Many compassionate clinicians and health care managers want to help in a disaster, however, no matter how well trained you are in your own discipline, just jumping in without disaster preparation can add to the burden of those in charge of rescue and recovery operations. And therein lies the rub. Despite an American College of Health Care Executive policy statement on emergency preparedness, there is no uniform curriculum for healthcare executives to train for disaster.
In addition, the Nursing Emergency Preparedness Coalition (formerly the International Nursing Coalition for Mass Casualty Education) conducted a survey of nursing schools at all levels of education (LPN to doctoral preparation) and found “nursing programs provide limited curriculum content in disaster preparedness” (Weiner, Irwin, Trangenstein, & Gordon, 2005, p. 338). With respect to schools of medicine and public health, there are centers of excellence across the US, such as the Yale New Haven Center for Emergency Preparedness and Disaster Response and the UCLA Center for Public Health and Disasters, but there is no nationally standardized curriculum for physicians--either as individual disciplines, or more importantly as members of multidisciplinary healthcare emergency response teams (Udden, Barnett, Parker, Links, & Alexander, 2008).

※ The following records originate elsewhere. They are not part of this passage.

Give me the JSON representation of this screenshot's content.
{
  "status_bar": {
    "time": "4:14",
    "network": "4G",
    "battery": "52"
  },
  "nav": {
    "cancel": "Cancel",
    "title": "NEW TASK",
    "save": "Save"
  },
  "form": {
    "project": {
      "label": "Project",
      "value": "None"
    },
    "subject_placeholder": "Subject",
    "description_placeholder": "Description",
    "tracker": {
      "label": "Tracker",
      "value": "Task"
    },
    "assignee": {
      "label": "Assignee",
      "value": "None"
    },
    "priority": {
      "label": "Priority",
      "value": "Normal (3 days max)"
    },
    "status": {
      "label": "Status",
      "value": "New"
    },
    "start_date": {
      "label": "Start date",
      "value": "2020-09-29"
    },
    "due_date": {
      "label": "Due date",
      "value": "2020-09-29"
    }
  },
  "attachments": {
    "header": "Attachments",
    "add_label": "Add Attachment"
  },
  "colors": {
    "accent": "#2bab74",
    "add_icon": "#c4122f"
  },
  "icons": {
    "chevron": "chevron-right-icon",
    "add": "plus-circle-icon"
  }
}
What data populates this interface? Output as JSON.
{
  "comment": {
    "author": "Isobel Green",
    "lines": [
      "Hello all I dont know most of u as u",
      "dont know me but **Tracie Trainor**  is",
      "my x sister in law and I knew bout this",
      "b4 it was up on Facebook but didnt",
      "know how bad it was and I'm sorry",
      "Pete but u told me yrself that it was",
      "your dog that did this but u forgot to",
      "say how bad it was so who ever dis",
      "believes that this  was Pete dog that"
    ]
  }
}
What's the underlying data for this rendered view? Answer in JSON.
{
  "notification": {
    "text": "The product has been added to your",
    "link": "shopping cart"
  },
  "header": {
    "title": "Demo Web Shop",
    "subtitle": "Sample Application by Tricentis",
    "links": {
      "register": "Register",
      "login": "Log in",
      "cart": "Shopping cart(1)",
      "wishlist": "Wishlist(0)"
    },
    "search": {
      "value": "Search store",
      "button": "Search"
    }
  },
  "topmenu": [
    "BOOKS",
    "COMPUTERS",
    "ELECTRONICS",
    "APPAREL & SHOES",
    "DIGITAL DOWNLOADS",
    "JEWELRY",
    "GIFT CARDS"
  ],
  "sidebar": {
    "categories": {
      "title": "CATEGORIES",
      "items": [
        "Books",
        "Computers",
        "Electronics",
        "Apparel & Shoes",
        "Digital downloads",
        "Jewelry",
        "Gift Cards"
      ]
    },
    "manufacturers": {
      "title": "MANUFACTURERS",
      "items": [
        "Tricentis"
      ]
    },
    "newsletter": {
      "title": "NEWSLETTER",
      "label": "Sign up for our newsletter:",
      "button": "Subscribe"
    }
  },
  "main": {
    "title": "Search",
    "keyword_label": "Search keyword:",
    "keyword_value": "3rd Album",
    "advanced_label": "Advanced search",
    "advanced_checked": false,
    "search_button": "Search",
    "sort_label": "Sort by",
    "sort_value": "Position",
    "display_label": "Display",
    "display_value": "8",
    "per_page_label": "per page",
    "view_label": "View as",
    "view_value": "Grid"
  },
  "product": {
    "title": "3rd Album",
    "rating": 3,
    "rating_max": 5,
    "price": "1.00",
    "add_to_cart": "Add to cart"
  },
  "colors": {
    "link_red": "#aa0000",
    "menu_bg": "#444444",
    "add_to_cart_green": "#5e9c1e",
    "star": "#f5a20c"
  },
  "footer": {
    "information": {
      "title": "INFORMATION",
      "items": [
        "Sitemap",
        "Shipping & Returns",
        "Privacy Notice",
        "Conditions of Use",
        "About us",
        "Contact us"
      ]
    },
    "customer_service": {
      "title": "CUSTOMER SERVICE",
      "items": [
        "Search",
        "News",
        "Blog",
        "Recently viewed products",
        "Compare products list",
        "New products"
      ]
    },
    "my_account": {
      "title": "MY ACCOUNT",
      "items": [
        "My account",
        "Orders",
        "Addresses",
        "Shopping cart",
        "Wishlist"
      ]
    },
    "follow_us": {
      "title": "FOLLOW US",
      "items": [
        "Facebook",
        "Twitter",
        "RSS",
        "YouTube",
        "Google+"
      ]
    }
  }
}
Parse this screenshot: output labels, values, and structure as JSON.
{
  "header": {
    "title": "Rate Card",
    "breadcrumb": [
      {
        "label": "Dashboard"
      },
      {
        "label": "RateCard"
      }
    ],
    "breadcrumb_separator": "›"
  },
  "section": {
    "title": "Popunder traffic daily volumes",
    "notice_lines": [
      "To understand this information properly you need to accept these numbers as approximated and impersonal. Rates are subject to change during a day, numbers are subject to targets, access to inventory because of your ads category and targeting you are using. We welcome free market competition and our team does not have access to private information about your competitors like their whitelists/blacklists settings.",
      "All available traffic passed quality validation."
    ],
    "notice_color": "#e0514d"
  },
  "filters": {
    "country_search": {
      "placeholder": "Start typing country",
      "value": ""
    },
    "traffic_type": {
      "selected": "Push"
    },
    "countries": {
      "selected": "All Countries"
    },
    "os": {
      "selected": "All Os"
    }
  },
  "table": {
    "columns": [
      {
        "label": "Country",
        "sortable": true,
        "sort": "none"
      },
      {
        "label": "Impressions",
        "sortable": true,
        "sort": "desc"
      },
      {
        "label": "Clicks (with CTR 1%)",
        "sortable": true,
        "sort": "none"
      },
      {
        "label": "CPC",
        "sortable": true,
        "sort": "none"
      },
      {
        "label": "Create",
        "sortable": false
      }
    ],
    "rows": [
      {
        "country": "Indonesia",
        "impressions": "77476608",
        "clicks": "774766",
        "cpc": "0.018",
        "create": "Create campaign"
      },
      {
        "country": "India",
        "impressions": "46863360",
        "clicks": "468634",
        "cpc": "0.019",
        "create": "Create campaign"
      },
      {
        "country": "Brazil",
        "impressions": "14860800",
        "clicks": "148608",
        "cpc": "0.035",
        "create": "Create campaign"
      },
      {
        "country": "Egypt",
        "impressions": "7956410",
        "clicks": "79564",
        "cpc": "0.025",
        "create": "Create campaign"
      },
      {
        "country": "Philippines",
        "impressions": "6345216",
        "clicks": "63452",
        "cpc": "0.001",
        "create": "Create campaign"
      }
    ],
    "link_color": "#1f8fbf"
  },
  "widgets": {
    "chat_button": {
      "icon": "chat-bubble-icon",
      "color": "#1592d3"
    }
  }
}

In light of intelligence findings that smaller targets will be next, we can no longer pretend that it won’t happen to us. We cannot undo the horrific events of 9-11, Hurricane Katrina or the earthquakes in Haiti. We can, however, learn from them and take action as citizens and as healthcare professionals. It’s time for us all to get involved and get prepared before disaster hits.
Sharon B. Buchbinder, RN. PhD
Professor and Chair
Department of Health Science
Here are some references if you are interested in this topic:
American College of Healthcare Executives (ACHE). (2009, November 16) Healthcare Executives' Role in Emergency Preparedness:Policy Statement. Retrieved from http://www.ache.org/policy/emergency_preparedness.cfm.
Blair, J.D. (2005, September). Is the healthcare industry prepared for terrorism? All-Hazards “HVA" for Non-Federal Healthcare CBRNE Readiness: A Level Playing Field? Inside Homeland Security. Retrieved from http://www.jblairassociates.com/article/article01.pdf
Merchant, R.M., Leigh, J.E., & Lurie, N. (2010, February 24). Health care volunteers and disaster response—first, be prepared. N Engl J Med, 362:1-3. DOI: 10.1056/NEJMp1001737
Nelson, W. (2010, January 20). Personal interview.
Okie, S. (2008, 3 January). Dr. Pou and the hurricane. N Engl J Med, 358:1-5.
Rowitz, Louis, (2006). Public Health for the 21st Century: The Prepared Leader. Sudbury, MA: Jones & Bartlett.
Udden, S.G., Barnett, D.J., Parker, C.L., Links, J.M. & Alexander, M. (2008). Emergency preparedness: Addressing a residency training gap. Academic Medicine, 83:298-304.
Weiner, E. , Irwin, M., Trangenstein, P., & Gordon, J. (2005). Emergency preparedness curriculum in nursing schools in the United States. Nursing Education Perspectives, 26, 334-339.